The answer lies partly in how easily the viruses incubate in flying animals. Bats and birds roost in dense groups and form an optimal environment for the spread of RNA viruses. They are able to fly long distances and represent a relatively large number of species in the animal kingdom. Bats have a long lifespan, giving RNA viruses time to mutate and spread between individuals. Aquatic waterfowl and shorebirds are the origin for most avian influenza viruses. They feed on submerged plants in wet landscapes, sometimes contaminated with the excrement from other species. These RNA viruses can spread undetected among asymptomatic hosts. Woo et al charted an evolutionary timeline of coronoviruses, the strains responsible for SARS and avian flu. Their model has bats and birds as the original incubators of these viruses.

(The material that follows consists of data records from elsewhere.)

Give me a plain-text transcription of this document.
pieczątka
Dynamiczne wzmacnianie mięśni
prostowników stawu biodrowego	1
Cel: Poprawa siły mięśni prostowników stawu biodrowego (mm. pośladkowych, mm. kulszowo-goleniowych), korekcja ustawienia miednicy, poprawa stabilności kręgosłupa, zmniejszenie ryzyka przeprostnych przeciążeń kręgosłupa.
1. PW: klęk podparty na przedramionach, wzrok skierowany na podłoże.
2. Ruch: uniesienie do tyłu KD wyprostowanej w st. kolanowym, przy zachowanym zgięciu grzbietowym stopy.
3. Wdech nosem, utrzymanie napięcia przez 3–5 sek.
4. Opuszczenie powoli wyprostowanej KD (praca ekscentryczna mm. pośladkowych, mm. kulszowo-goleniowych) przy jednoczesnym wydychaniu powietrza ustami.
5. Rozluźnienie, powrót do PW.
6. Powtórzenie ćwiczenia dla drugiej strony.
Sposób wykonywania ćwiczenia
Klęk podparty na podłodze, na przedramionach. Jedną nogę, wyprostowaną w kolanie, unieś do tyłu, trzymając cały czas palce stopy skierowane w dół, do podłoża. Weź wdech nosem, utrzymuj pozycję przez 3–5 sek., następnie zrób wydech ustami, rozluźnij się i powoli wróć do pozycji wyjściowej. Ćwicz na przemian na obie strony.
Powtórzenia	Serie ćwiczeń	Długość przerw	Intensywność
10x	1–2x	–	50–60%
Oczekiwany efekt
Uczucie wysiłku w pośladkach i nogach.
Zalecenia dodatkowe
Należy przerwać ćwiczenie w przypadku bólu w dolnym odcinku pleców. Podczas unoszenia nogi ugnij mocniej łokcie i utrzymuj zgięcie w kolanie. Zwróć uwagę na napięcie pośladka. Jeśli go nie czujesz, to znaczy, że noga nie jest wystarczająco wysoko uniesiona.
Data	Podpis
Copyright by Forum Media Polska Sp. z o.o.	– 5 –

The plastic structure of RNA viruses allows for rapid mutation and spread between hosts. Coronoviruses have a large genetic makeup, allowing genetic material to be switched out without compromise to evolutionary fitness. Different species of viruses can co-exist in the same individual and swap material, creating a novel, deadly strain. In the case of avian influenza, a single pig can have strains of Swine H1N1, Avian H1N1, and Human-like H2N3. The mutation rate of coronoviruses is relatively high among viruses, speeding up the selection process.
Shirogane et al propose that unique strains of RNA viruses can cooperate with one another and form new combinations of genetic material. This ‘quasispecies’ theory states that RNA viruses are a cloud of genetic variants that acts as a single unit of selection, rather than each variant acting as a unit by itself. This means that scientists have to study viruses on the population level when looking at an infected host.
The animal markets of South China and Hong Kong have since enacted biosecurity measures that reduce the likelihood of viral spread among hosts. They segregate species so they don’t come into contact with each other, and depopulate the farms to reduce the group’s density. To combat the spread of coronoviruses, we must treat the viral genome as a dynamic network among hosts of different species. The viruses are invisible in asymptomatic hosts, but can elicit a fatal response when transferred to a human being.